How many recent songs – and by recent I mean since the age of downloads began – can we say that about? I can think of a few monster hits, like “Crazy” by Gnarls Barkley and “Boulevard of Broken Dreams” by Green Day. But mostly all I can come up with are 1990s hits like “Smells Like Teen Spirit” and “Oops! I Did It Again,” which, while they still feel recent to me, date from before the Great Splintering.
It’s not that songs with catchy melodies and great hooks aren’t being written anymore. On the contrary, with recording technology accessible to just about anyone, excellent independent projects abound, and talented songwriters flower more and more readily. While the ability to write “hit-worthy” pop tunes remains relatively rare, it can be found all over if you pay attention to indie music.
But 99.9% of the great pop tunes being written today will never reach a substantial audience, not to mention penetrate the culture at large. The releases are far too numerous, the audience much too splintered. Most of the more traditional obstacles to commercial success haven’t gone away either. So where and how are you going to hear these great new songs?

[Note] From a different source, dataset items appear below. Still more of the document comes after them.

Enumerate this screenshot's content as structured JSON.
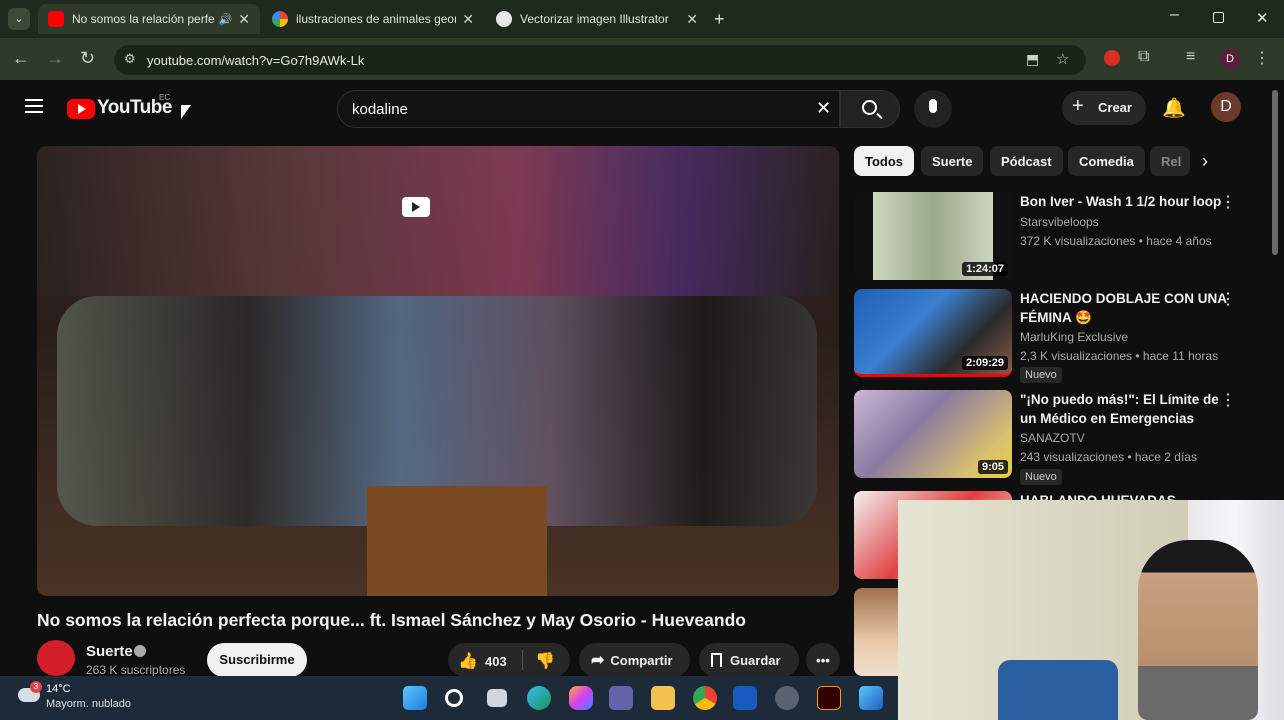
{
  "browser": {
    "tabs": [
      {
        "label": "No somos la relación perfec",
        "active": true
      },
      {
        "label": "ilustraciones de animales geom",
        "active": false
      },
      {
        "label": "Vectorizar imagen Illustrator",
        "active": false
      }
    ],
    "url": "youtube.com/watch?v=Go7h9AWk-Lk",
    "profile_initial": "D"
  },
  "youtube": {
    "logo_text": "YouTube",
    "region": "EC",
    "search_value": "kodaline",
    "create_label": "Crear",
    "avatar_initial": "D",
    "chips": [
      "Todos",
      "Suerte",
      "Pódcast",
      "Comedia",
      "Rel"
    ],
    "video": {
      "title": "No somos la relación perfecta porque... ft. Ismael Sánchez y May Osorio - Hueveando",
      "channel": "Suerte",
      "subscribers": "263 K suscriptores",
      "subscribe_label": "Suscribirme",
      "likes": "403",
      "share_label": "Compartir",
      "save_label": "Guardar"
    },
    "recommendations": [
      {
        "title": "Bon Iver - Wash  1 1/2 hour loop",
        "channel": "Starsvibeloops",
        "meta": "372 K visualizaciones • hace 4 años",
        "duration": "1:24:07",
        "badge": ""
      },
      {
        "title": "HACIENDO DOBLAJE CON UNA FÉMINA 🤩",
        "channel": "MarluKing Exclusive",
        "meta": "2,3 K visualizaciones • hace 11 horas",
        "duration": "2:09:29",
        "badge": "Nuevo"
      },
      {
        "title": "\"¡No puedo más!\": El Límite de un Médico en Emergencias",
        "channel": "SANAZOTV",
        "meta": "243 visualizaciones • hace 2 días",
        "duration": "9:05",
        "badge": "Nuevo"
      },
      {
        "title": "HABLANDO HUEVADAS-",
        "channel": "",
        "meta": "",
        "duration": "",
        "badge": ""
      }
    ]
  },
  "taskbar": {
    "weather_temp": "14°C",
    "weather_desc": "Mayorm. nublado",
    "weather_badge": "3"
  },
  "colors": {
    "yt_red": "#ff0000",
    "browser_green": "#2e3b2b"
  }
}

Even the most popular music websites and blogs have vastly fewer readers than the big radio stations had listeners in their glory days. You might discover a great new song or band, you might tell your friends, but even if you’re today’s version of a tastemaker – an Originator, as the psychologist and media consultant David Jennings calls it in his recent book Net, Blogs and Rock ‘n’ Roll – your “public” is still a very small subset of the culture at large. Hence the same will be true of the audience for your new favorite song.
So where will the next “Born To Be Wild” come from? The next “Mysterious Ways”? The next “Oops! I Did It Again,” even? It’s the wrong question. The right question is, how will they spread? – and there’s no good answer right now.
Is there something inherently good about the existence of mega-hit songs? Maybe not; maybe the new paradigm isn’t fundamentally a bad thing. But it certainly seems like a sad thing – not because I’m still going to be singing Beatles tunes in the shower in the year 2040, but because a kid born today might have to be doing the same thing.
Note: for a more succinct (and tuneful) expression of the point I’m making, listen to Bruce Springsteen’s new hit “Radio Nowhere.”
Update: a discussion of this post has been happening over at Uncertain Principles.
Where are we going to hear these great new songs? Television, perhaps? Hip, new shows like to put something new in their soundtracks (BSG’s use of ‘All Along the Watchtower’ notwithstanding). In the old paradigm, these tend to become ‘one-hit wonders’ but I’m not sure that matters in the new model music business.
Talking of which, the old pardigm gave rise to the bloated monster music-factory businesses we have now, so I can’t be entirely sorry to see that era pass.
There are still monster hits. A couple of examples – Hey Ya by Outkast and Lose Yourself by Eminem – come readily to mind. Maybe these are nothing more than exceptions that prove the rule. Then again, maybe you’re right as most people only know the song Don’t Cha because of the Heineken Light commercial and not because they are into Busta Rhymes.
Still I think that we have blinders on as our view of the golden era of music is warped by the distillization of hits from filler. Go back to an old Donovan album and most tracks except maybe Mellow Yellow (and even there I’m not so sure) will not pass the test of time.
Russ, you are right that the cream rises to the top and stands the test of time – in every era there is a small amount of good stuff amidst a lotta crap. I argue that in the present era, the good stuff has less opportunity to get to the level of “monster hit.”
it is my firmly held position that guided by voices’ “glad girls” off of their breakout album ‘isolation drills’ will stand as the mega-hit of the new millennium. but i live in a very tiny parallel universe, and your results may vary.